Can your business afford not to have BC planning in place?
Can your business afford not to have BC planning in place?
Can your business afford not to have BC planning in place?

This week is Business Continuity Awareness Week, promoted by the Business Continuity Institute to raise awareness of the importance of BC and resilience planning, and this year featuring the theme of return on investment.

ROI is probably not the first thing you think about when you are planning for how you will deal with a catalogue of disaster scenarios that might affect your business. Your main concern is likely to be a preoccupation with what are the risks facing the business, how will you survive them and what you will need to do to get back to business as usual as quickly as possible. Increasingly vivid disaster scenarios such as fires, floods, snowstorms, power outages or even terrorist attacks will all loom large in your thinking.

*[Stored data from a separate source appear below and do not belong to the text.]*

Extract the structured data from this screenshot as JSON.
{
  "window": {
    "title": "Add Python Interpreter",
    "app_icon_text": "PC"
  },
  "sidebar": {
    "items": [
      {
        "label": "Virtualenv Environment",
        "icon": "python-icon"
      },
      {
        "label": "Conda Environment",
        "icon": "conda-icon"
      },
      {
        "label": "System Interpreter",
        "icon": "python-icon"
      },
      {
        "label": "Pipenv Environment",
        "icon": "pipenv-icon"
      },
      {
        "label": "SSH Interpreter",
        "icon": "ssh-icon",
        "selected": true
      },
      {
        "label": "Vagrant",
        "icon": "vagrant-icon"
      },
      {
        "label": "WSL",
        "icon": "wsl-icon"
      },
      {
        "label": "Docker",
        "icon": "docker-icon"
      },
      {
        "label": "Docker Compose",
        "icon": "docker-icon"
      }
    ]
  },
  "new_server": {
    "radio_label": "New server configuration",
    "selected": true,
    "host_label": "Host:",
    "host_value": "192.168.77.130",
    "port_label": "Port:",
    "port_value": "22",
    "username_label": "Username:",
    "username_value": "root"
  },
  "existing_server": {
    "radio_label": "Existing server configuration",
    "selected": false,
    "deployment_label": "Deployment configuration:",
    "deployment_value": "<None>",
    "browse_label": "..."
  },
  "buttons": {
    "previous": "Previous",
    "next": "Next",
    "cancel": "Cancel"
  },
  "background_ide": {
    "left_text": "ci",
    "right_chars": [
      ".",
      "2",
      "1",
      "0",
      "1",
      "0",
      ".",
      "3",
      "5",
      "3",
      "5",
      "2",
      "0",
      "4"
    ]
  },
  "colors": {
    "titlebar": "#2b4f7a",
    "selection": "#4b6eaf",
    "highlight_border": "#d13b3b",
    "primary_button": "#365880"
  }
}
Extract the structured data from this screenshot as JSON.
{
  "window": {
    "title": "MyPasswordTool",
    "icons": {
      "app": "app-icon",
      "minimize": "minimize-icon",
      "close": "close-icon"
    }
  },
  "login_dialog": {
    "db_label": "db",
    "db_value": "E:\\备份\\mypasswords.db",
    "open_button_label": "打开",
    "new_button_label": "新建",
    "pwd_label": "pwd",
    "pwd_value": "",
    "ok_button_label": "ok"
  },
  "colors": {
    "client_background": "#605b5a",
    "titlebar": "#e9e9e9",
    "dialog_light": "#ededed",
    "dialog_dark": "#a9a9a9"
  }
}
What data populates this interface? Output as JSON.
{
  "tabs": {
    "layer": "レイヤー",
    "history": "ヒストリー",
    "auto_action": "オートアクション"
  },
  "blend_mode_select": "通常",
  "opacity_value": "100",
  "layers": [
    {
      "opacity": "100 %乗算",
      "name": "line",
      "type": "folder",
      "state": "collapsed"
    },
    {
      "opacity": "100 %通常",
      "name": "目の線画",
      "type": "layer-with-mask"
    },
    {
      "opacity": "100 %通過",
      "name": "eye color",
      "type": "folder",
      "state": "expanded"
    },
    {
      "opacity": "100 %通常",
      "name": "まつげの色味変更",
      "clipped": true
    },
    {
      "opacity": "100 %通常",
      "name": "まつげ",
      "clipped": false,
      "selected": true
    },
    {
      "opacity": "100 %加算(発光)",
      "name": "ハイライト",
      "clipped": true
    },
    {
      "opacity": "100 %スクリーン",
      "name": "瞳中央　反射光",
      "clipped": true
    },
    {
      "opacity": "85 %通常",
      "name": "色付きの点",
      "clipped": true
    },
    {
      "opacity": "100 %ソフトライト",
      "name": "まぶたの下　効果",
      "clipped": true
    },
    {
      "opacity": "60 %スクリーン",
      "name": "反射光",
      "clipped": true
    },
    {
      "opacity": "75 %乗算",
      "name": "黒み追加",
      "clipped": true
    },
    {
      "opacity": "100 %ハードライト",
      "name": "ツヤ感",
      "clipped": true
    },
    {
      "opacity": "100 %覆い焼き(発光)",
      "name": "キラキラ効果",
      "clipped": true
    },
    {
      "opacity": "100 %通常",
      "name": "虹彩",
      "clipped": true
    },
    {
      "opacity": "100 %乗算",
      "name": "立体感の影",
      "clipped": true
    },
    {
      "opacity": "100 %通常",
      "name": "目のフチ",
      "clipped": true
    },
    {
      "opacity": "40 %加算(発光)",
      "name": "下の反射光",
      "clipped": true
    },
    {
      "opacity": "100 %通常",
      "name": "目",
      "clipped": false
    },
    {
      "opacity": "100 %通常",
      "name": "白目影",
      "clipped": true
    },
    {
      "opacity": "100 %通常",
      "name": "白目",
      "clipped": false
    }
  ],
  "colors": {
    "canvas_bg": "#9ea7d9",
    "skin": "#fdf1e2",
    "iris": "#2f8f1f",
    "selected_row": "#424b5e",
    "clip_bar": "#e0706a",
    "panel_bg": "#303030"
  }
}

The process you are following is the right one, identify your corporate risks, plan how you can mitigate or even prevent them and, finally, how you will recover from them if they do strike. But in all of your thinking you would also do well to try to quantify what real cost benefits these arrangements can bring to your business. If you do this properly then you will have created a solid business case to put to your C-suite to accept and implement your plans as soon as possible. You will be able to move your proposal from being important but not urgent to being both important and urgent. After all, which business does not want to start saving money as soon as possible?

So what cost benefits, or ROI, can BC planning actually bring? I would divide them into two, advance planning benefits and disaster recovery savings. Carrying out a proper, structured BC planning process can identify some real cost savings, before disaster even strikes:

  • A review of all your business processes, to assess their operational risks and the impact their disruption will cause, is very likely to identify efficiency savings in those processes. It is also likely to help mitigate some of your risks, meaning they are less likely to actually happen.
  • This risk mitigation process will save you huge amounts of money if it prevents a disruption event from actually occurring. But it will also save you money when supplier contracts are due for renegotiation, because of the increased reliability of your operations.
  • It will also save you money on your insurance premiums, because these will be based very largely on the costs that the insurance company has incurred in protecting your business in previous years. Your claims will go down and so will your future premiums.

When disaster does strike, as it surely will at some point, then you will begin to reap a second set of savings from your BC planning. The speed of your return to business as usual and the costs of your disaster recovery operations.

The better your planning, the quicker you will be back up and running and resuming your trading operations. Every hour you are not trading is an hour when your business will go to your competitors, not only today but also perhaps in the future. Once that customer has gone elsewhere, they may not come back. They need a supplier who they can rely on to be available to them.

A 2013 study by the Chartered Management Institute found that of organisations without a BC plan:

  • 55% suffered reduced revenue
  • 29% lost new business opportunities
  • 25% lost customers, as a result of a business disruption incident.

In all cases those organisations with a BC plan in place suffered fewer losses.

Work out what you take as a business in a day, work out how many customers you interact with every day and work out the cost of losing all of those customers to your competitors, not only for today but forever. Then consider whether you can afford not to have proper BC planning in place.